Der Leipziger Maler Arthur Michaelis (1864 –1946) verarbeitete in seinem künstlerischen Werk häufig mythologische und christliche Bildthemen und setzte sie in seiner eigenen expressionistisch-symbolistischen Stilsprache um. Gern fügte er in die Szenen zusätzliche, ikonographisch nicht unbedingt übliche Figuren und Symbolik ein. Das gilt auch für unser imposantes Gemälde, das Michaelis im Jahr 1922 gemalt hat. Im Hintergrund rechts sitzt eine in Trauer und Verzweiflung gefangene Frau auf einer rosafarbenen Seerose, die Europas Mutter Telephassa darstellen könnte. Die Männerakte auf der anderen Seite wären dann als ihr Vater, der phönizische König Agenor, und ihre drei Brüder, die Europa nach der Entführung verzweifelt suchen, zu deuten.

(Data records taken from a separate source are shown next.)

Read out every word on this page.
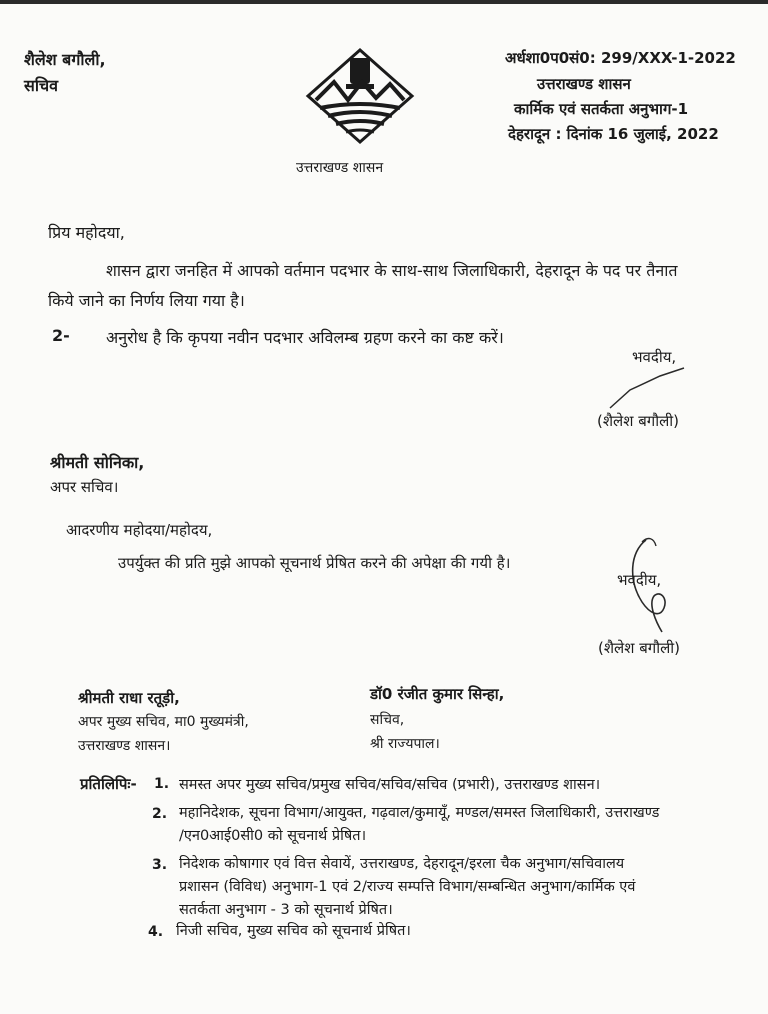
शैलेश बगौली,
सचिव
उत्तराखण्ड शासन
अर्धशा0प0सं0: 299/XXX-1-2022
उत्तराखण्ड शासन
कार्मिक एवं सतर्कता अनुभाग-1
देहरादून : दिनांक 16 जुलाई, 2022
प्रिय महोदया,
शासन द्वारा जनहित में आपको वर्तमान पदभार के साथ-साथ जिलाधिकारी, देहरादून के पद पर तैनात
किये जाने का निर्णय लिया गया है।
2- अनुरोध है कि कृपया नवीन पदभार अविलम्ब ग्रहण करने का कष्ट करें।
भवदीय,
(शैलेश बगौली)
श्रीमती सोनिका,
अपर सचिव।
आदरणीय महोदया/महोदय,
उपर्युक्त की प्रति मुझे आपको सूचनार्थ प्रेषित करने की अपेक्षा की गयी है।
भवदीय,
(शैलेश बगौली)
श्रीमती राधा रतूड़ी,
अपर मुख्य सचिव, मा0 मुख्यमंत्री,
उत्तराखण्ड शासन।
डॉ0 रंजीत कुमार सिन्हा,
सचिव,
श्री राज्यपाल।
प्रतिलिपिः- 1. समस्त अपर मुख्य सचिव/प्रमुख सचिव/सचिव/सचिव (प्रभारी), उत्तराखण्ड शासन।
2. महानिदेशक, सूचना विभाग/आयुक्त, गढ़वाल/कुमायूँ, मण्डल/समस्त जिलाधिकारी, उत्तराखण्ड
/एन0आई0सी0 को सूचनार्थ प्रेषित।
3. निदेशक कोषागार एवं वित्त सेवायें, उत्तराखण्ड, देहरादून/इरला चैक अनुभाग/सचिवालय
प्रशासन (विविध) अनुभाग-1 एवं 2/राज्य सम्पत्ति विभाग/सम्बन्धित अनुभाग/कार्मिक एवं
सतर्कता अनुभाग - 3 को सूचनार्थ प्रेषित।
4. निजी सचिव, मुख्य सचिव को सूचनार्थ प्रेषित।
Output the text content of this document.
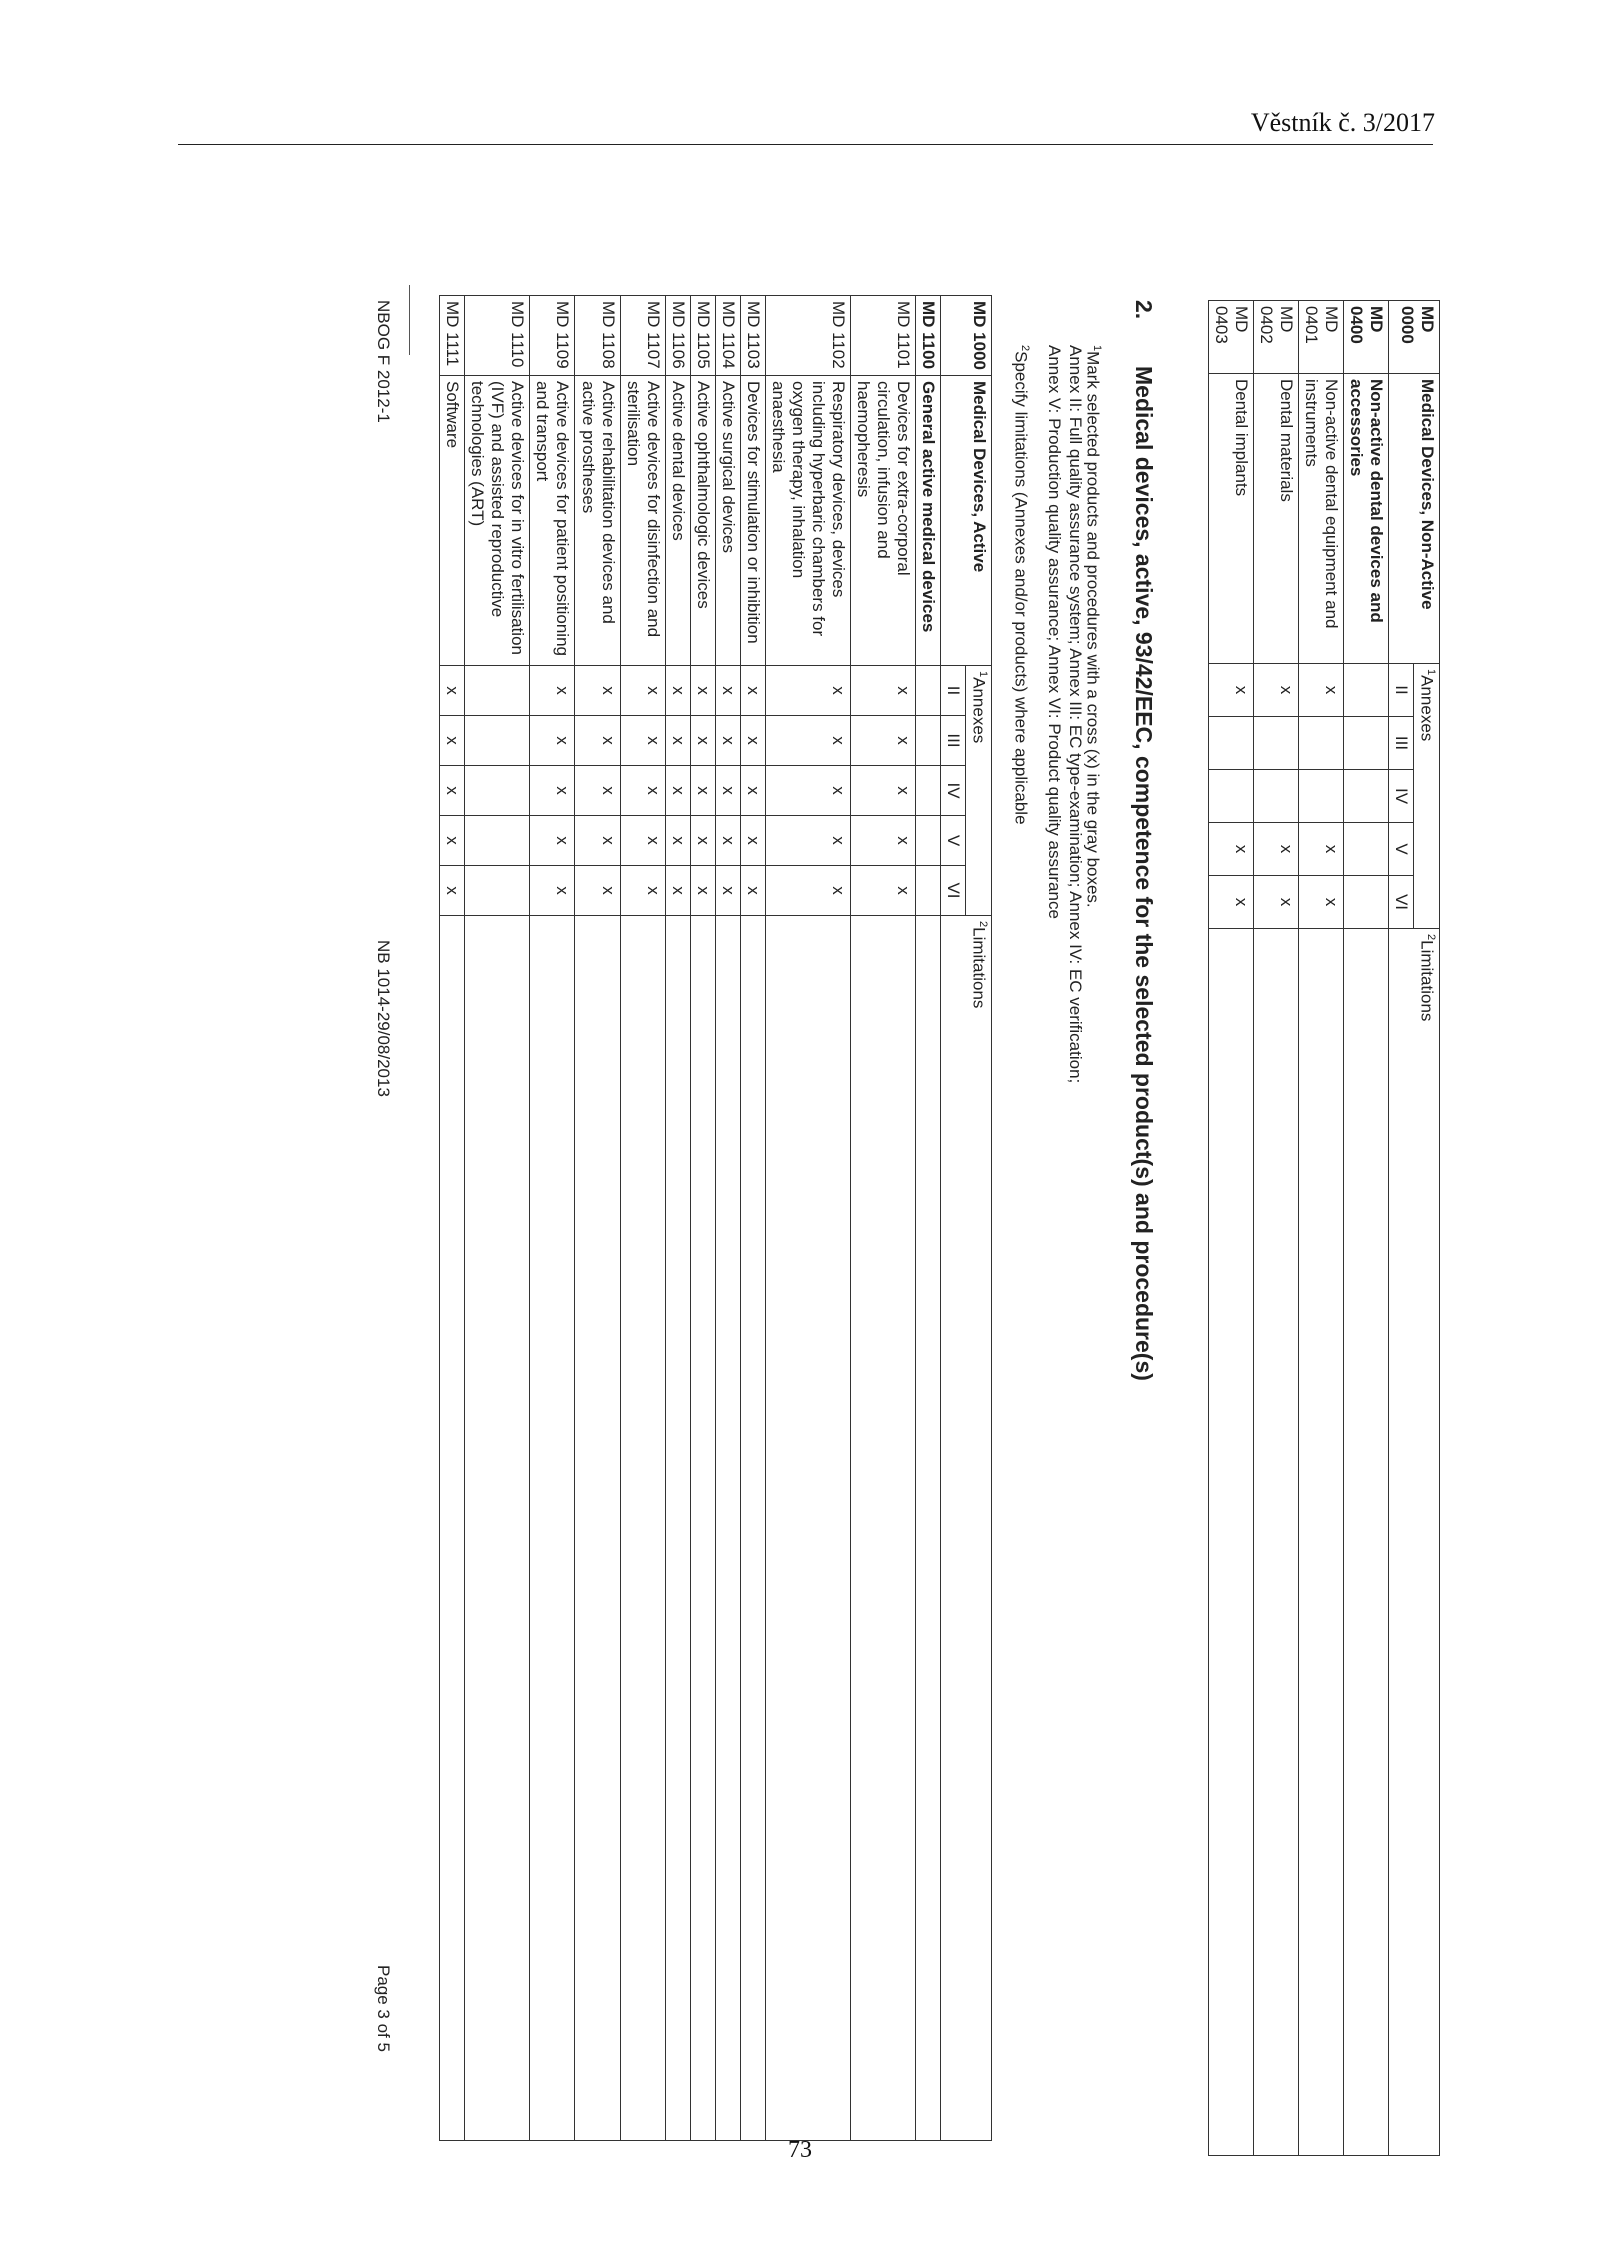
Věstník č. 3/2017
MD 0000	Medical Devices, Non-Active	$^1$Annexes					$^2$Limitations
		II	III	IV	V	VI	
MD 0400	Non-active dental devices and accessories						
MD 0401	Non-active dental equipment and instruments	x			x	x	
MD 0402	Dental materials	x			x	x	
MD 0403	Dental implants	x			x	x	
2.Medical devices, active, 93/42/EEC, competence for the selected product(s) and procedure(s)
$^1$Mark selected products and procedures with a cross (x) in the gray boxes.
Annex II: Full quality assurance system; Annex III: EC type-examination; Annex IV: EC verification;
Annex V: Production quality assurance; Annex VI: Product quality assurance
$^2$Specify limitations (Annexes and/or products) where applicable
MD 1000	Medical Devices, Active	$^1$Annexes					$^2$Limitations
		II	III	IV	V	VI	
MD 1100	General active medical devices						
MD 1101	Devices for extra-corporal circulation, infusion and haemopheresis	x	x	x	x	x	
MD 1102	Respiratory devices, devices including hyperbaric chambers for oxygen therapy, inhalation anaesthesia	x	x	x	x	x	
MD 1103	Devices for stimulation or inhibition	x	x	x	x	x	
MD 1104	Active surgical devices	x	x	x	x	x	
MD 1105	Active ophthalmologic devices	x	x	x	x	x	
MD 1106	Active dental devices	x	x	x	x	x	
MD 1107	Active devices for disinfection and sterilisation	x	x	x	x	x	
MD 1108	Active rehabilitation devices and active prostheses	x	x	x	x	x	
MD 1109	Active devices for patient positioning and transport	x	x	x	x	x	
MD 1110	Active devices for in vitro fertilisation (IVF) and assisted reproductive technologies (ART)						
MD 1111	Software	x	x	x	x	x	
NBOG F 2012-1
NB 1014-29/08/2013
Page 3 of 5
73
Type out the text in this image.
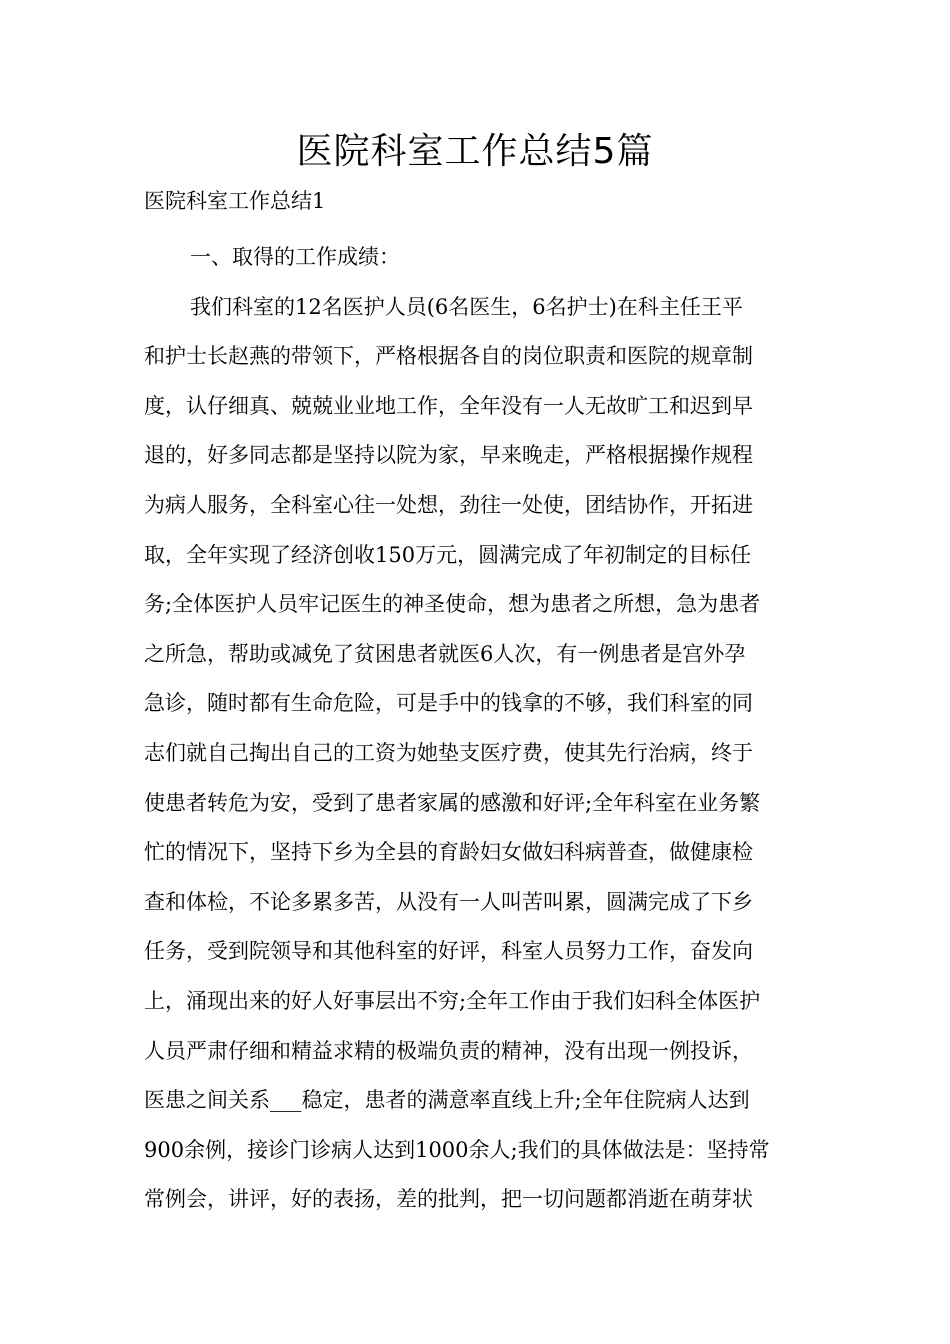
医院科室工作总结5篇
医院科室工作总结1
一、取得的工作成绩：
我们科室的12名医护人员(6名医生，6名护士)在科主任王平
和护士长赵燕的带领下，严格根据各自的岗位职责和医院的规章制
度，认仔细真、兢兢业业地工作，全年没有一人无故旷工和迟到早
退的，好多同志都是坚持以院为家，早来晚走，严格根据操作规程
为病人服务，全科室心往一处想，劲往一处使，团结协作，开拓进
取，全年实现了经济创收150万元，圆满完成了年初制定的目标任
务;全体医护人员牢记医生的神圣使命，想为患者之所想，急为患者
之所急，帮助或减免了贫困患者就医6人次，有一例患者是宫外孕
急诊，随时都有生命危险，可是手中的钱拿的不够，我们科室的同
志们就自己掏出自己的工资为她垫支医疗费，使其先行治病，终于
使患者转危为安，受到了患者家属的感激和好评;全年科室在业务繁
忙的情况下，坚持下乡为全县的育龄妇女做妇科病普查，做健康检
查和体检，不论多累多苦，从没有一人叫苦叫累，圆满完成了下乡
任务，受到院领导和其他科室的好评，科室人员努力工作，奋发向
上，涌现出来的好人好事层出不穷;全年工作由于我们妇科全体医护
人员严肃仔细和精益求精的极端负责的精神，没有出现一例投诉，
医患之间关系___稳定，患者的满意率直线上升;全年住院病人达到
900余例，接诊门诊病人达到1000余人;我们的具体做法是：坚持常
常例会，讲评，好的表扬，差的批判，把一切问题都消逝在萌芽状
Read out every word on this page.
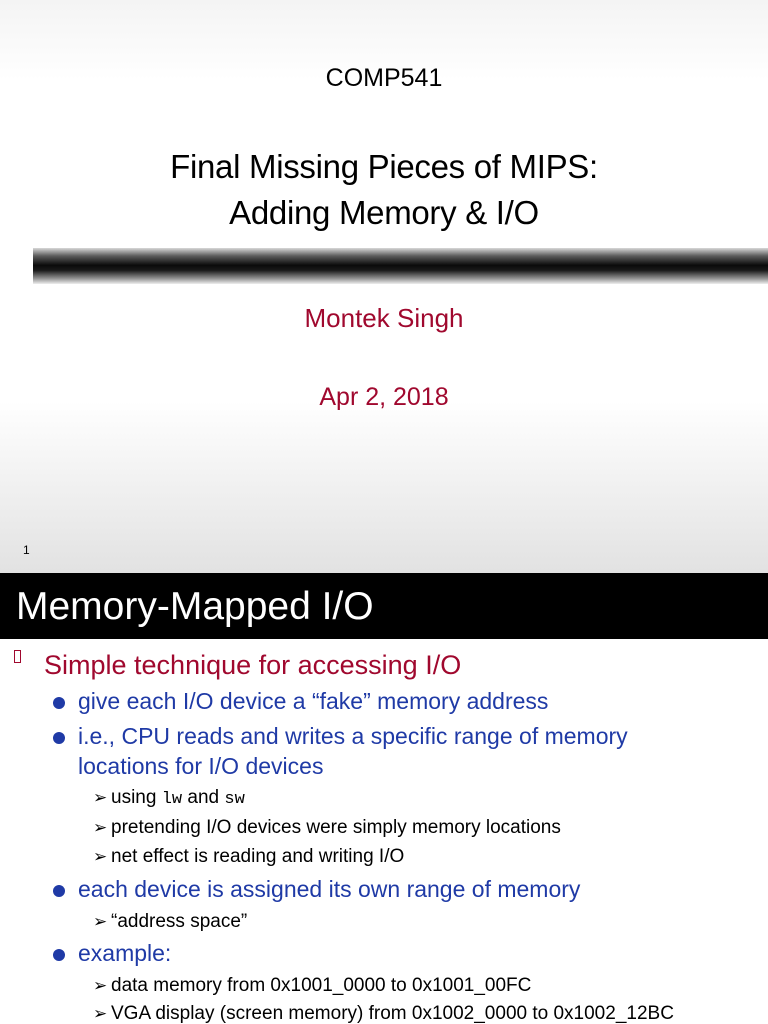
COMP541
Final Missing Pieces of MIPS:
Adding Memory & I/O
Montek Singh
Apr 2, 2018
1
Memory-Mapped I/O
Simple technique for accessing I/O
give each I/O device a “fake” memory address
i.e., CPU reads and writes a specific range of memory
locations for I/O devices
➢ using lw and sw
➢ pretending I/O devices were simply memory locations
➢ net effect is reading and writing I/O
each device is assigned its own range of memory
➢ “address space”
example:
➢ data memory from 0x1001_0000 to 0x1001_00FC
➢ VGA display (screen memory) from 0x1002_0000 to 0x1002_12BC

Die einzigartig bunte und gleichzeitig sehr helle Wirkung des großformatigen Gemäldes erreichte Michaelis, indem er sämtliche Schattenpartien, Spiegelungen und Wasserbewegungen ausschließlich in Farbe unterschiedlicher Abstufungen ausführte und dabei Schwarz komplett vermied. Diese Polychromie, die sich besonders gut am wild tosenden, schäumenden Meer ablesen lässt, unterstreicht die zugrundeliegende Dramatik des Szene. Allein die stolze Haltung der jungen Frau vermag es, die Grausamkeit der mythologischen Erzählung abzumildern.
 
Damit grüßt Sie im Namen des Teams
Tobias Wachter
 

(Text: Christine Unsinn)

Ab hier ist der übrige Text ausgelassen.